Redemptions of apxUSD are processed in USDC, not in the underlying STRC shares themselves. That design choice insulates the collateral from mass redemption runs. Minting new apxUSD is restricted to authorized participants, which prevents uncontrolled supply expansion during volatility. Apyx also offers a companion token called apyUSD, designed to accrue yield from the dividends generated by the collateral. That yield generation is the stablecoin's core value proposition—and it depends entirely on dividend disbursements from the underlying DAT companies.

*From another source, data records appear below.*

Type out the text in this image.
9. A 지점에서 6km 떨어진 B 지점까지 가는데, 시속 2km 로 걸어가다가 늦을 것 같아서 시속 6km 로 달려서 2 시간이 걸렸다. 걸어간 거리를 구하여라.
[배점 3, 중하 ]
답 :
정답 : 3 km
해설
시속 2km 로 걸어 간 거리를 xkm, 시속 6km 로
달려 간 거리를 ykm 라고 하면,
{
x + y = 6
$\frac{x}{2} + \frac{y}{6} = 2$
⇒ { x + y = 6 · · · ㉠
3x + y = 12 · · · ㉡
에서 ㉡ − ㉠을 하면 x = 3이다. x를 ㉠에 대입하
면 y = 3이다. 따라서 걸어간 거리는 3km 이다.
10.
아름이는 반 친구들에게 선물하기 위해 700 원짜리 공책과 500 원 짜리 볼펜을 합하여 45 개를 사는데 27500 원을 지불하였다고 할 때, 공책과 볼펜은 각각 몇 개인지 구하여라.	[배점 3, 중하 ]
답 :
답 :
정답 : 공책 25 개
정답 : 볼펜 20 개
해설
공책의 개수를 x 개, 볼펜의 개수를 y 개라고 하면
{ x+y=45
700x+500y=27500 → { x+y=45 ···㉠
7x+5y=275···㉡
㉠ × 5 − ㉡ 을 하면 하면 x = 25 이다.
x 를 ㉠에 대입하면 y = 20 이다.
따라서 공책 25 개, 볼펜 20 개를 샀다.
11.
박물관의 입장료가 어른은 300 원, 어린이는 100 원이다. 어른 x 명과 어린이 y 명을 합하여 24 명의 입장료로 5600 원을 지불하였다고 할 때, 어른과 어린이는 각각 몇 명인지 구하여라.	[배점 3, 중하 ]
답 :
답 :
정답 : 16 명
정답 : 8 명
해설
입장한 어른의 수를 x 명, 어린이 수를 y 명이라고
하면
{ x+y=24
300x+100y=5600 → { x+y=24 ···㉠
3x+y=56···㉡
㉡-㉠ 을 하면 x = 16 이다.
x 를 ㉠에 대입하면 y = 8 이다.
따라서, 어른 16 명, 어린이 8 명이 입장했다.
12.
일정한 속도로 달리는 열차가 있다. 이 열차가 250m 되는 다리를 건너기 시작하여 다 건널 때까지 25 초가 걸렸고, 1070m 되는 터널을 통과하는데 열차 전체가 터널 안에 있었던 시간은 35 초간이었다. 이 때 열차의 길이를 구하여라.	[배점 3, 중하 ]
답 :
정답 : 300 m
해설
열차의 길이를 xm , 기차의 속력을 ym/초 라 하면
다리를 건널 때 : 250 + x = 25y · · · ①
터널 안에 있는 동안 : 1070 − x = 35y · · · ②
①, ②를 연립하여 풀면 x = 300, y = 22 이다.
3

The June 4 slip illustrates a hard truth: stablecoins backed by volatile collateral inherit that volatility. ApxUSD's design is transparent about the trade-off—dividend yield in exchange for correlation risk. Whether that's acceptable depends on your appetite for depeg events and your confidence in the underlying Bitcoin treasury companies.
Frequently asked questions
Why did apxUSD lose its peg?
ApxUSD is collateralized by STRC preferred shares, which are correlated with Bitcoin's price. When Bitcoin fell below $63,000, STRC valuations declined, pulling the stablecoin's peg down to $0.90–$0.93. Apyx Finance designed the protocol to accept this volatility as a trade-off for dividend yield.
Is apxUSD over-collateralized?
Yes. Apyx Finance maintains an over-collateralization ratio exceeding 100%, meaning there's theoretically more value backing each token than its $1.00 peg. However, collateral quality is tied to Bitcoin-adjacent equities, so depeg risk persists.
Has this happened before?
STRC preferred shares have dipped below par value four times since August 2025, and each time recovered. Apyx Finance characterized the June 4 depeg as an expected occurrence within the model, not a failure.
Did the depeg cause liquidations?
No widespread liquidations occurred in linked lending markets following the depeg. Redemptions are processed in USDC rather than underlying STRC shares, which insulates the collateral from mass redemption runs.